Mill Computing, Inc. Forums The Mill Architecture Pipelining on a Gold member of the Mill family Reply To: Pipelining on a Gold member of the Mill family

Ivan Godard
Keymaster
Post count: 689

The Wikipedia article (https://en.wikipedia.org/wiki/Software_pipelining) is a pretty good intro to pipelining; the academic papers that Google turns up are more for the specialist due to often opaque notation, or are CS slide decks that don’t get very far into the subject.

In general piping lets you fold the body of a loop in such a way that more than a single iteration is in flight concurrently. As well as other constraints on folding, there is a fundamental resource constraint: if the loop has two floating-point operations and the hardware has only one FP unit then you can’t fold the loop to fewer than two instructions. If the hardware has two FP units then you can (well, may be able to) fold the whole loop into one instruction. And if it has four then you may be able to fold two iterations into a single instruction. You do that by unrolling the loop once and then schedule it as if the result was a single, bigger, iteration. There is also a notion of fractional iterations: if the hardware has three FP units you can unroll twice to get a body with six FP ops that will schedule into three instructions with no FP units left over.

As a matter of actual practice, the demands of a particular loop very rarely exactly match the resources available, so you schedule for the tightest constraint and leave some resources left over.

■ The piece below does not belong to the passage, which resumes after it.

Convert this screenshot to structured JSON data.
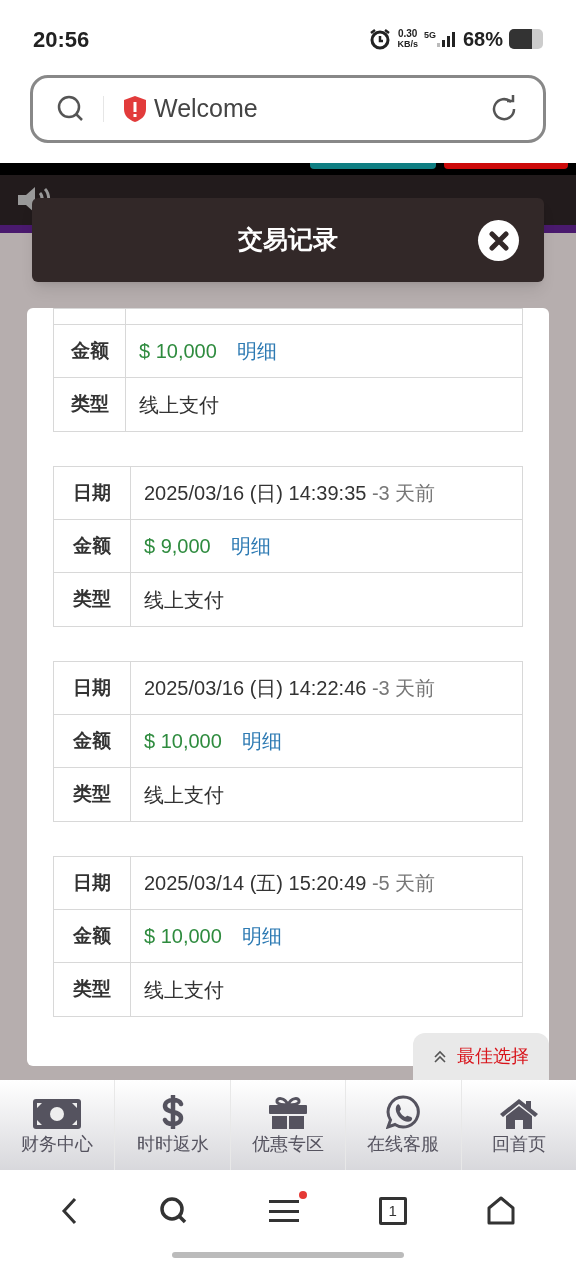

In your example loop, on a Gold, there is one FP op but at least three flow ops (load, store, branch) and maybe more depending on how the compiler did the address update recurrence. Consequently on a Gold the tightest constraint will be the flow ops. Currently Gold has five flow slots, not quite enough to fit two iterations, although we have been playing around with a slightly richer configuration that has six and would handle two iterations. So yes, a Gold can issue ~30 ops per cycle, but only if they are the right kinds of ops that match the available set of functional units. Your loop is very unbalanced in its demands: Gold has four FP units, so your expression in the loop could have been:
A[i] = A[i]*2.0 + A[i+1]*3.0 + 4.0
and it would still fit in one instruction.

The FU population selected for each Mill family member is partly a matter of intended market and partly a matter of hardware practicality. Thus a member intended for HPC supercomputer use will have more FP than one intended for use as a micro-controller (which may have no hardware FP at all, and will rely on software emulation). On the hardware side the belt limits the total number of values dropped per cycle, and it’s unclear whether we can build belts larger than 32 positions. It’s easy and relatively unconstrained to add more ALUs and FP units, but four accesses to the data cache per cycle is about all the current hardware design can handle at the desired clock rate.

About the version with the “i-1”. Loops like this have what are called loop-carried variables, where a value computed in one iteration is used in a following iteration. The standard technique for dealing with them on a genreg machine, as originated by Monica Lam, is to unroll and inject reg-to-reg copies. This is completely unnecessary on the Mill, because the drops from prior iterations are still on the belt and can be addressed directly without unrolling or copying. The Cydra5 and later the Itanium also addressed this issue, and Bob Rau invented rotating registers to deal with it. His solution made the registers into a circular queue, whereas the belt is non-circular, but for the purposes of loop-carried data they are the same.